The tremors began after tech startup Altruist Corp, led by former Wall Street executives, introduced a groundbreaking AI tool designed to help financial advisors tailor tax strategies for their clients. According to Susannah Streeter, chief investment strategist at Wealth Club, there are significant concerns that this could be just the beginning. “The worry is that fresh efficiencies will be unleashed by AI to disrupt the financial advice and investment industry, thereby reducing the fees advisors can charge,” she stated. The speculation about potential losers across various sectors has been growing.
Financial technology firms were not alone in facing setbacks, as UK-listed price comparison platforms, including Money Group and Future, experienced declines amid fears of AI-driven disruption in the insurance market. The anxiety was heightened by the launch of a service by US company Insurify that enables users to compare car insurance via ChatGPT, alongside reports that Spanish insurer Tuio secured approval to generate quotes on the same platform.
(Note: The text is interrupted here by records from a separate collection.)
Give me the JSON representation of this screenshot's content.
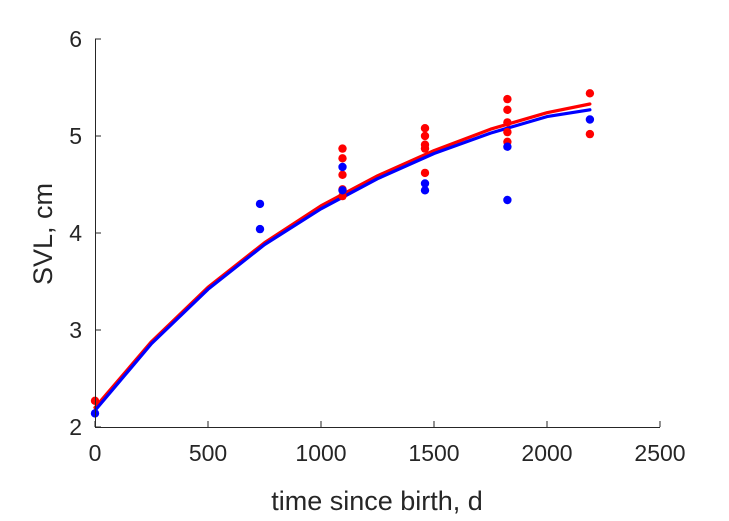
{
  "chart_data": {
    "type": "scatter",
    "title": "",
    "xlabel": "time since birth, d",
    "ylabel": "SVL, cm",
    "xlim": [
      0,
      2500
    ],
    "ylim": [
      2,
      6
    ],
    "xticks": [
      0,
      500,
      1000,
      1500,
      2000,
      2500
    ],
    "yticks": [
      2,
      3,
      4,
      5,
      6
    ],
    "grid": false,
    "legend": "none",
    "series": [
      {
        "kind": "points",
        "color": "#ff0000",
        "points": [
          [
            0,
            2.27
          ],
          [
            1095,
            4.87
          ],
          [
            1095,
            4.77
          ],
          [
            1095,
            4.6
          ],
          [
            1095,
            4.45
          ],
          [
            1095,
            4.38
          ],
          [
            1460,
            5.08
          ],
          [
            1460,
            5.0
          ],
          [
            1460,
            4.91
          ],
          [
            1460,
            4.87
          ],
          [
            1460,
            4.62
          ],
          [
            1825,
            5.38
          ],
          [
            1825,
            5.27
          ],
          [
            1825,
            5.14
          ],
          [
            1825,
            5.04
          ],
          [
            1825,
            4.94
          ],
          [
            2190,
            5.44
          ],
          [
            2190,
            5.02
          ]
        ]
      },
      {
        "kind": "points",
        "color": "#0000ff",
        "points": [
          [
            0,
            2.14
          ],
          [
            730,
            4.3
          ],
          [
            730,
            4.04
          ],
          [
            1095,
            4.68
          ],
          [
            1095,
            4.44
          ],
          [
            1460,
            4.51
          ],
          [
            1460,
            4.44
          ],
          [
            1825,
            4.89
          ],
          [
            1825,
            4.34
          ],
          [
            2190,
            5.17
          ]
        ]
      },
      {
        "kind": "curve",
        "color": "#ff0000",
        "x": [
          0,
          250,
          500,
          750,
          1000,
          1250,
          1500,
          1750,
          2000,
          2190
        ],
        "y": [
          2.2,
          2.88,
          3.44,
          3.9,
          4.28,
          4.59,
          4.85,
          5.07,
          5.24,
          5.33
        ]
      },
      {
        "kind": "curve",
        "color": "#0000ff",
        "x": [
          0,
          250,
          500,
          750,
          1000,
          1250,
          1500,
          1750,
          2000,
          2190
        ],
        "y": [
          2.17,
          2.86,
          3.42,
          3.88,
          4.25,
          4.56,
          4.82,
          5.03,
          5.2,
          5.27
        ]
      }
    ]
  }
}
Furthermore, several UK software companies, including Sage and Relx, saw their share prices plummet following the unveiling of an AI-powered legal services tool by the startup Anthropic. However, by Tuesday, some of these stocks began to recover, indicating that investors might be shaking off their immediate concerns regarding AI disruption.
Despite this minor recovery, questions linger regarding which sectors might be next to feel the impact of AI-related volatility. Analysts from Deutsche Bank have utilized their proprietary AI tool, dbLumina, to gauge the likelihood of various sectors facing disruption. Their findings suggest that sectors heavily reliant on data and repetitive tasks are particularly vulnerable. Information technology and software sectors stand out as being at risk due to automation, while finance could be similarly affected by the rising popularity of robo-advisors and the automation of data processing roles.
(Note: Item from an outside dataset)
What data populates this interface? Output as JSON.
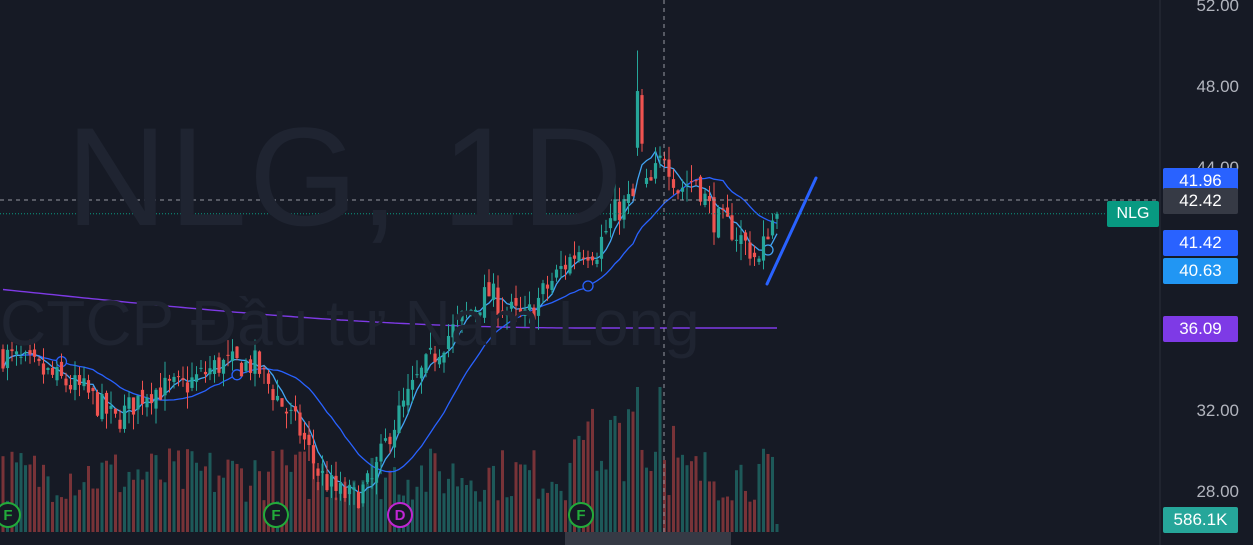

Other areas flagged for potential disruption include customer services, manufacturing, logistics, media, and entertainment. Matt Britzman, a senior equity analyst at Hargreaves Lansdown, emphasized that the insurance sector is already facing scrutiny, given AI’s potential to challenge traditional pricing, underwriting, and distribution models. However, he cautioned that concerns regarding rapid changes might be overstated due to established insurers’ regulatory advantages, financial stability, and expertise in risk management.
Britzman added that AI is more likely to transform how insurance operates rather than completely replacing established players. Similarly, the report suggests that certain sectors, such as healthcare and education, which demand empathy and human connection, remain insulated from potential disruption. Sectors requiring manual dexterity and strategic leadership are also expected to withstand the impact of AI.
Deutsche Bank analysts Reid and Cox caution that while the report paints a compelling picture of AI’s potential, it may oversimplify the challenges to adoption and the implications of disruption. They agree that AI presents revolutionary prospects but also recognize the limitations that may accompany its integration.
The ongoing discourse surrounding AI disruption is expected to persist. Richard Hunter, head of markets at Interactive Investor, noted that while the internet fundamentally altered lifestyles, it did not eliminate the need for social interaction or in-person experiences. The future of AI’s impact remains unclear, and whether it will complement existing frameworks or replace them entirely will be a pivotal question.